All a great mystery. Maybe advanced industrial civilization are long-lived, and we are just among the first in this galaxy. But it seems unlikely to me.
Because space is really, really big. A thousand previous spacefaring civilizations could easily overlook our local cluster.
Yes, unlikely.
Of course, even a very long-lived civilization by human standards could have been dead before we arose. And we are unable to read evidence of dead civilizations even in nearby systems.
Or, as I say, they could just be too far away for us to detect their current, thriving interstellar culture.
Japan has about 130 million people. Worst case scenario is that due to their low fertility rate (one of the lowest on earth) their population will decline to about 50 million by 2100. If that trend continues, I’m guessing 20 million by 2200, 8 million by 2300, 3 million by 2400, 1 million by 2600, etc.
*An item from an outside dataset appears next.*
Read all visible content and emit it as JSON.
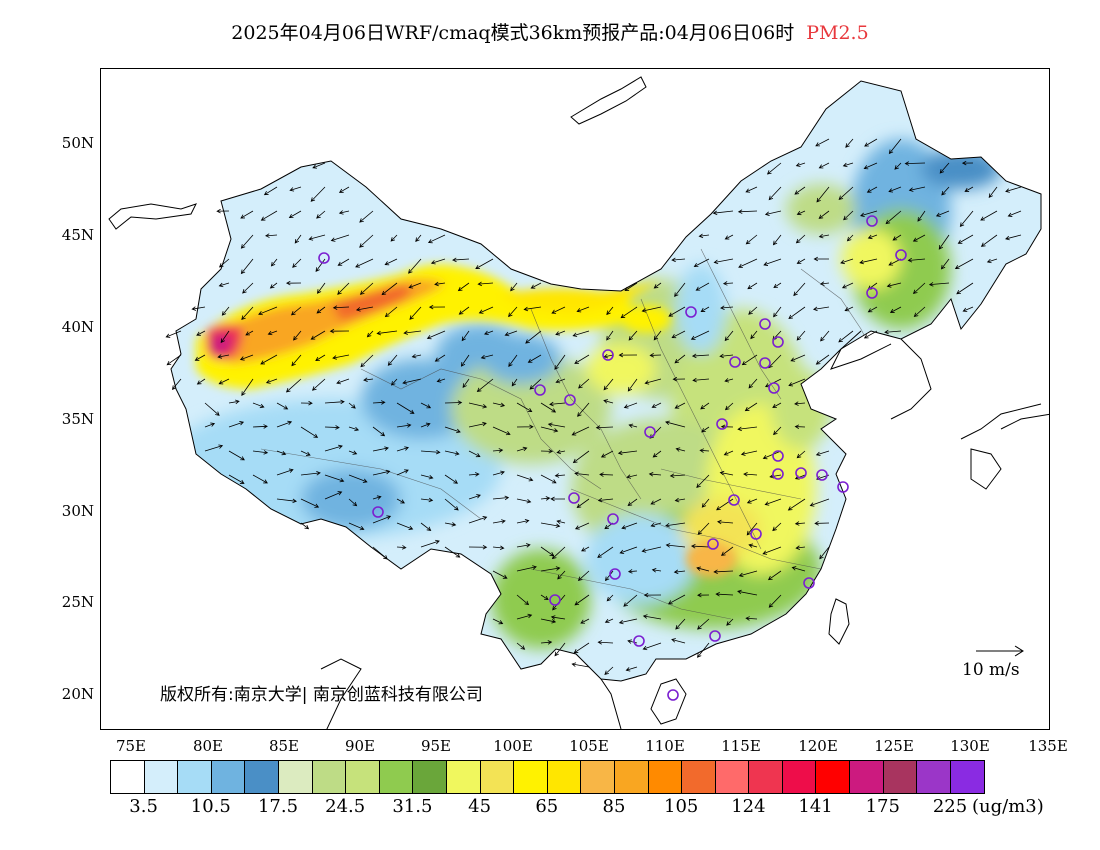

It will take centuries of those kinds of declines to see Japan’s population drop to 1 million, let alone the world’s.
But why do people stop having kids? My impression it is a mix of
- Life isn’t that great so people don’t want to expose their potential kids to a life of vulnerability and pain
- Kids are expensive
- Kids require a lot of attention and take away your freedom
As we become more advanced, those things should change for the better. Neuroscience will make life more enjoyable. GDP growth will make it easier to afford a kid. And robots can raise our kids for us. It’ll be great. We can sit around watching TV and eating junk food all day while robots raise our kids, but because of the gastrointestinal bypass and nano-nutritional bots predicted by Kurzweil, we will all be fit healthy and trim anyway.
I love the future.
Also about 70000 years ago the human race was down to about 10,000 people due to a supervolcano explosion, but the species survived. Besides, by the 23rd century or so genetic diversity will be meaningless since we will be able to clone people, engage in powerful genetic modifications, etc.
I do too, the only problem are the ones that do not prepare for any changes coming and then causing unnecessarily pain on many that will be affected by those changes, it is almost a law in history.
It has to be pointed out that even a comet or asteroid impact like the one that has been blamed on ending the dinosaurs is not likely to end humanity; sure, billions will die but until 2 or more big changes are going at the same time then I would worry about our extinction.
New research points to the impact as not being the definitive reason why the dinosaurs died, there was activity from super volcanoes going on also, the dinosaurs could had managed against one but not against 2 big events.